Ma belle mignonne: voilà doux semaines que je vous souis partout, sans pouvoir vous faire connaître mes sentiments, et la boune voulonté que je me sens pour vous: car je désire de faire votre fortoune, sans qu’il vous en coûte rien dou vôtre, que quelques bontés pour moi. Si je savais come vous êtes, si c’est votre mère ou votre tante qui vous condouit partout avec elle, et qu’elle espèce de femme qu’elle est, je me serais adressé à elle come il convient, c’est-à-dire la bourse d’oune main, et oun contrat de l’altre, pour loui assourer plous encore: mais cette femme ne veut rien entendre. Dans le cas où vous auriez quelqu’oun, engagez-la, je vous prie, à me le faire savoir, ou écrivez-le-moi vous-même; on pourrait s’arranger: car vous valez votre pesant d’or, Mignonne, et il n’est pas oune chose que vous n’oussiez de moi: je souis en attendant votre réponse,
Tout à vous, le S***
Celui-là ne m’a pas tentée, et un pareil mari, fût-il prince, me paraîtrait plutôt un malheur qu’un avantage: mais comme tout le monde n’a pas mon goût, et que le bien vaut toujours son prix, je voudrais avoir ici une ou deux de mes sœurs, les plus jolies, persuadées qu’elles feraient bientôt un bon mariage. Parles-en chez nous, ma chère sœur: de mon côté, je sonderai Mme Parangon, et je t’écrirai ce qui sera décidé.

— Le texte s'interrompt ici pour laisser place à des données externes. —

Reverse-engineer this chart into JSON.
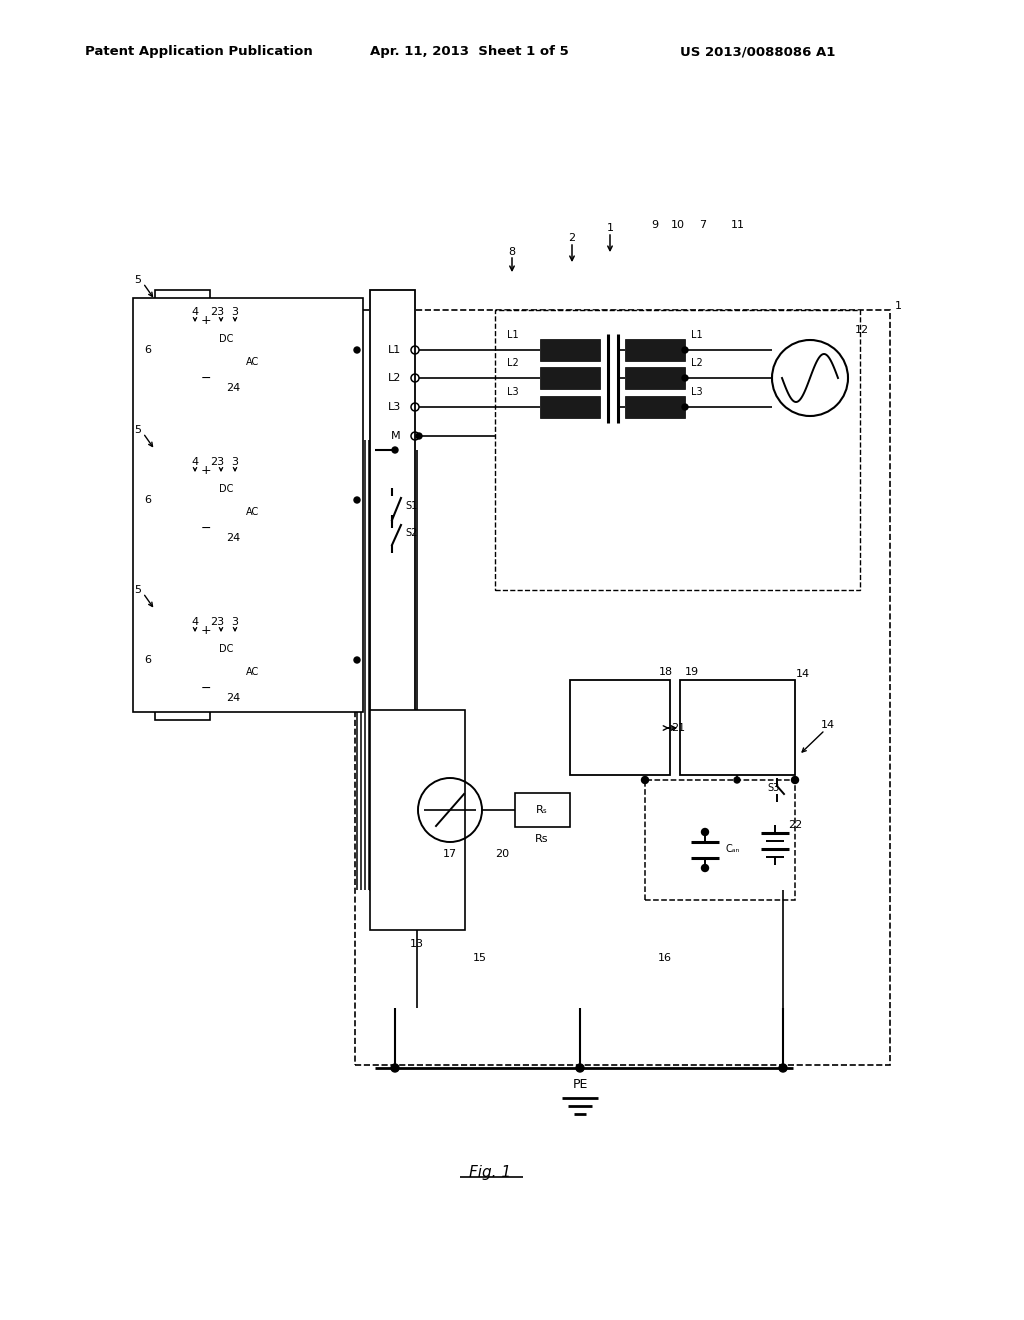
{
  "bg_color": "#ffffff",
  "line_color": "#000000",
  "header_left": "Patent Application Publication",
  "header_center": "Apr. 11, 2013  Sheet 1 of 5",
  "header_right": "US 2013/0088086 A1",
  "fig_label": "Fig. 1",
  "header_fontsize": 9.5,
  "diagram_fontsize": 8.0
}
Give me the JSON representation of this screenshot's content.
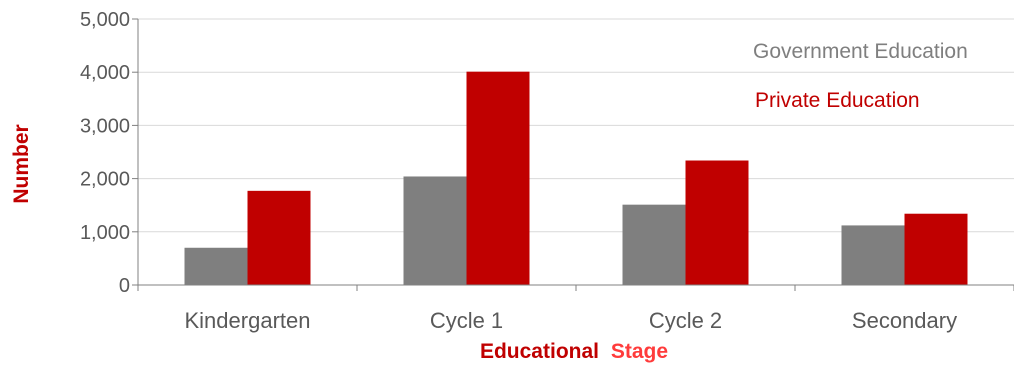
{
  "chart_data": {
    "type": "bar",
    "categories": [
      "Kindergarten",
      "Cycle 1",
      "Cycle 2",
      "Secondary"
    ],
    "series": [
      {
        "name": "Government Education",
        "values": [
          700,
          2040,
          1510,
          1120
        ],
        "color": "#7f7f7f"
      },
      {
        "name": "Private Education",
        "values": [
          1770,
          4010,
          2340,
          1340
        ],
        "color": "#c00000"
      }
    ],
    "yticks": [
      "0",
      "1,000",
      "2,000",
      "3,000",
      "4,000",
      "5,000"
    ],
    "ylim": [
      0,
      5000
    ],
    "grid": true,
    "legend": "top-right",
    "ylabel": "Number",
    "xlabel": {
      "part1": "Educational",
      "part2": "Stage"
    },
    "colors": {
      "xlabel_part1": "#c00000",
      "xlabel_part2": "#ff3b3b",
      "ylabel": "#c00000"
    }
  }
}
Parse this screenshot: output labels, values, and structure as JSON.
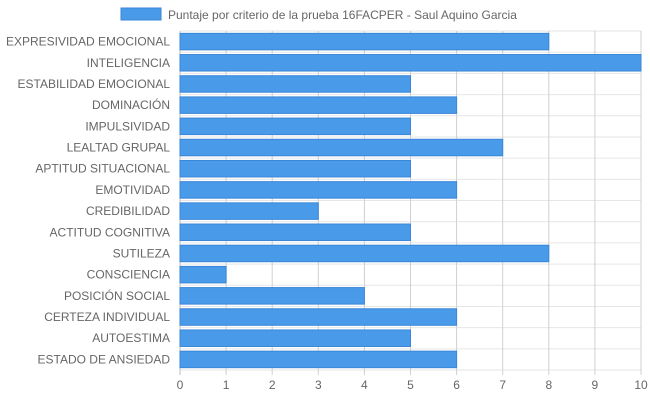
{
  "chart_data": {
    "type": "bar",
    "orientation": "horizontal",
    "title": "",
    "xlabel": "",
    "ylabel": "",
    "xlim": [
      0,
      10
    ],
    "x_ticks": [
      0,
      1,
      2,
      3,
      4,
      5,
      6,
      7,
      8,
      9,
      10
    ],
    "grid": true,
    "legend_position": "top-center",
    "categories": [
      "EXPRESIVIDAD EMOCIONAL",
      "INTELIGENCIA",
      "ESTABILIDAD EMOCIONAL",
      "DOMINACIÓN",
      "IMPULSIVIDAD",
      "LEALTAD GRUPAL",
      "APTITUD SITUACIONAL",
      "EMOTIVIDAD",
      "CREDIBILIDAD",
      "ACTITUD COGNITIVA",
      "SUTILEZA",
      "CONSCIENCIA",
      "POSICIÓN SOCIAL",
      "CERTEZA INDIVIDUAL",
      "AUTOESTIMA",
      "ESTADO DE ANSIEDAD"
    ],
    "series": [
      {
        "name": "Puntaje por criterio de la prueba 16FACPER - Saul Aquino Garcia",
        "values": [
          8,
          10,
          5,
          6,
          5,
          7,
          5,
          6,
          3,
          5,
          8,
          1,
          4,
          6,
          5,
          6
        ],
        "color": "#4a9aea",
        "border_color": "#3a86d8"
      }
    ]
  }
}
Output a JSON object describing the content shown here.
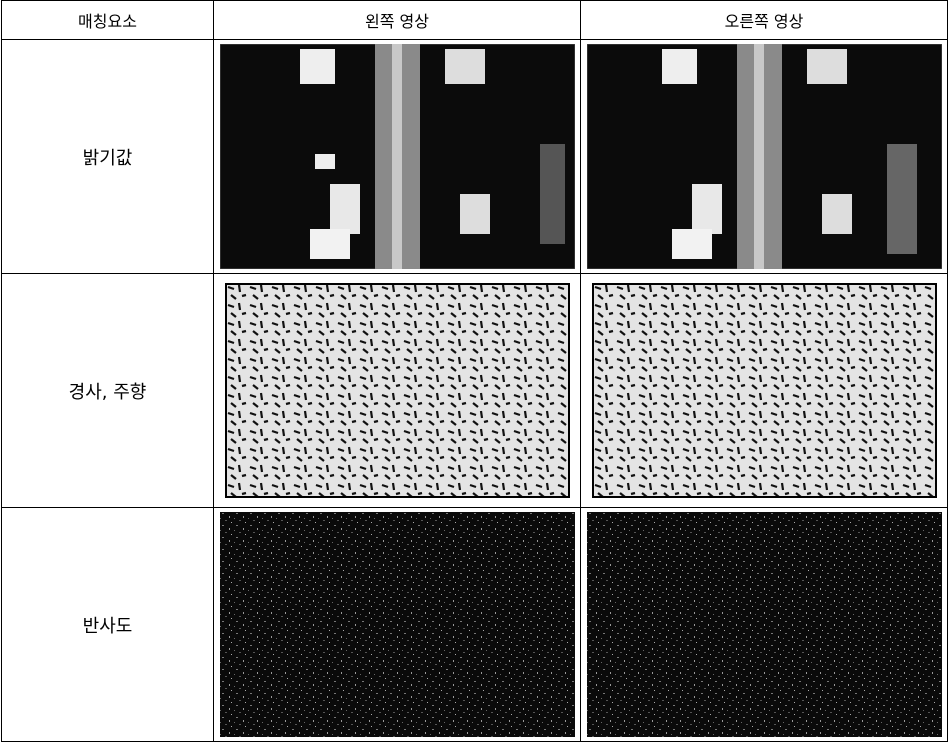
{
  "table": {
    "header": [
      "매칭요소",
      "왼쪽 영상",
      "오른쪽 영상"
    ],
    "rows": [
      "밝기값",
      "경사, 주향",
      "반사도"
    ]
  }
}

Tu dois avancer, chère amie: j’ai, à ton sujet, les meilleures espérances; grande et bien faite comme tu l’es, ce ne sera qu’un jeu; car les grandes femmes ont bien moins de peine, dit-on, et de risques à courir que les petites. Je te souhaite un fils, mais si c’est une fille, ton mari n’aura pas à se plaindre; car il aura le double d’une excellente femme.
je joins à cette lettre les souhaits de la nouvelle année, pour nos chers parents et pour toi: présente-leur mes vœux avec mes respects, et mes tendresses à nos frères et sœurs.
J’apprends que M. le conseiller est ici.